For Baeza and his six plainclothes officers, some of whom are still in their 20s, working undercover on these streets has offered a sobering new perspective on what it is really like for local residents to live amid crime levels that high.

They pose as a bunch of rough-hewn, youngish, unshaven men in grubby clothes, and tool around the area as young men do -- traveling in pairs in big American cars with tinted windows, and cruising through neighborhoods frequented by gangs.

They have been challenged, intimidated, assaulted, mad-dogged. They have stumbled across serious crimes in progress with regularity. They have found themselves fleeing gang members. And on two occasions in less than a month, they have been shot at -- not, as far as the police can tell, because the assailants thought they were officers, but because they thought they were not.

It's been a revelation to some of the men, who are used to associating their uniforms with peril.

Anti-police sentiments throughout South Los Angeles can mean an uneasy existence for those who are in law enforcement.

People there will curse at officers, throw bottles, occasionally slash tires or break windows.

Officers in the 77th Street Division "sometimes feel like an open target," said Officer Aquiles Morales, 29, a member of the team.

But since joining the undercover squad, Morales has found it's worse to be "just another Joe Schmo."
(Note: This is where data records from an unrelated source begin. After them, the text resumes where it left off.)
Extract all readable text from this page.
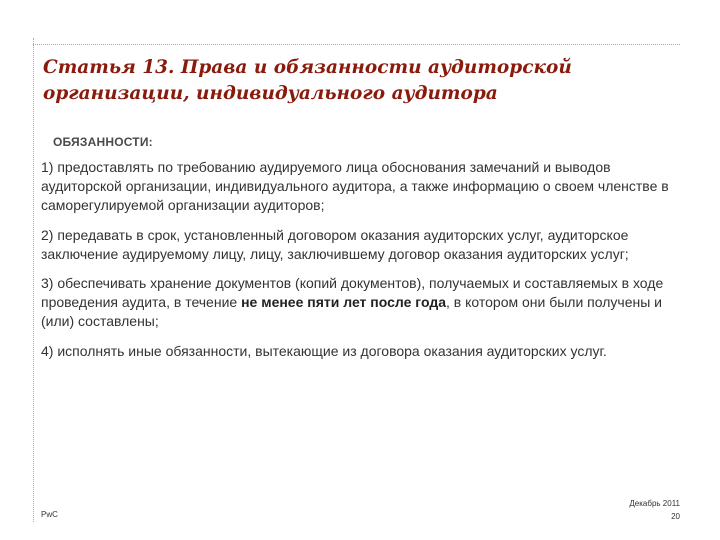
Статья 13. Права и обязанности аудиторской организации, индивидуального аудитора
ОБЯЗАННОСТИ:
1) предоставлять по требованию аудируемого лица обоснования замечаний и выводов аудиторской организации, индивидуального аудитора, а также информацию о своем членстве в саморегулируемой организации аудиторов;
2) передавать в срок, установленный договором оказания аудиторских услуг, аудиторское заключение аудируемому лицу, лицу, заключившему договор оказания аудиторских услуг;
3) обеспечивать хранение документов (копий документов), получаемых и составляемых в ходе проведения аудита, в течение не менее пяти лет после года, в котором они были получены и (или) составлены;
4) исполнять иные обязанности, вытекающие из договора оказания аудиторских услуг.
PwC
Декабрь 2011
20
For example, on the second occasion that the officers faced gunfire -- at Vermont Avenue and 51st Street in July -- the suspects later told investigators that they had assumed Baeza and his team were "the enemy" -- gang rivals, that is.

Baeza is 42, Mexican American, bulky, with thinning dark hair, a sparse mustache and three-day stubble.

In his New Balance running shoes, faded cap and Dodger T-shirt, he comes across as the perfect everyman -- just another of the Salvadoran or Mexican laborers who crowd bus stops on boulevards in the 77th Street Division.

He said he thought he was too old to be mistaken for a gang member. But to his surprise, he found that age is no protection. Gang members still perceive him as a threat.

After the two shootings, fellow cops took to teasing Baeza, calling him "a professional victim," he said.

His team was first formed mainly to combat graffiti. Commanders wanted to take advantage of some newly transferred officers from the recently absorbed transit police, who were experienced in fighting graffiti on buses.